她已無暇顧及樓玉中,手撐著樹幹,不停地乾嘔,卻什麼也吐不出來,倚在樹上,閉上雙眼,感覺整個人靈魂似要出竅。玄遙也不知去哪,賓客四座,卻不見他,也瞧不見奎河和芋圓。
忽然,一陣輕微的腳步聲接近,她本能警覺,回眸防備地看向來人,竟是季如綿,這令她有些意外。
長年市井生活的本能告訴她,季如綿對她很好奇,於是她忍著身體不適微微欠了欠身,「小女……見過大人。」她儼然學會了樓玉中的口氣。
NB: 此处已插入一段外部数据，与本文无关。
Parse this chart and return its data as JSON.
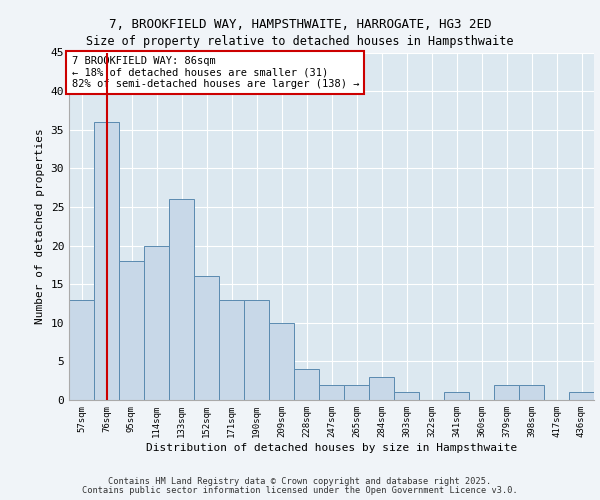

「免禮。」季如綿順著小廝指的方向一路尋過來,恰巧撞見她趴在樹下乾嘔,「你不舒服?」
「許是在廳堂裡悶得慌,跳了一曲舞后這會兒身子發熱,心跳得快,是有些不舒服。」她又是一陣反胃,擰著眉頭生生忍住。
「後面有個涼亭,去坐一會兒吧。」季如綿指著她身後不遠的地方。
阿憐回眸,身後十米開外的地方確實有個涼亭,不過叫幾棵樹結結實實的擋住,若不是涼亭的四角上懸著四盞小小的燈籠,在這黑夜之中很難發現。
她有氣無力,不太想走過去,只想待在這裡,等著玄遙來找尋她,可是季如綿似乎不打算放她一人在這。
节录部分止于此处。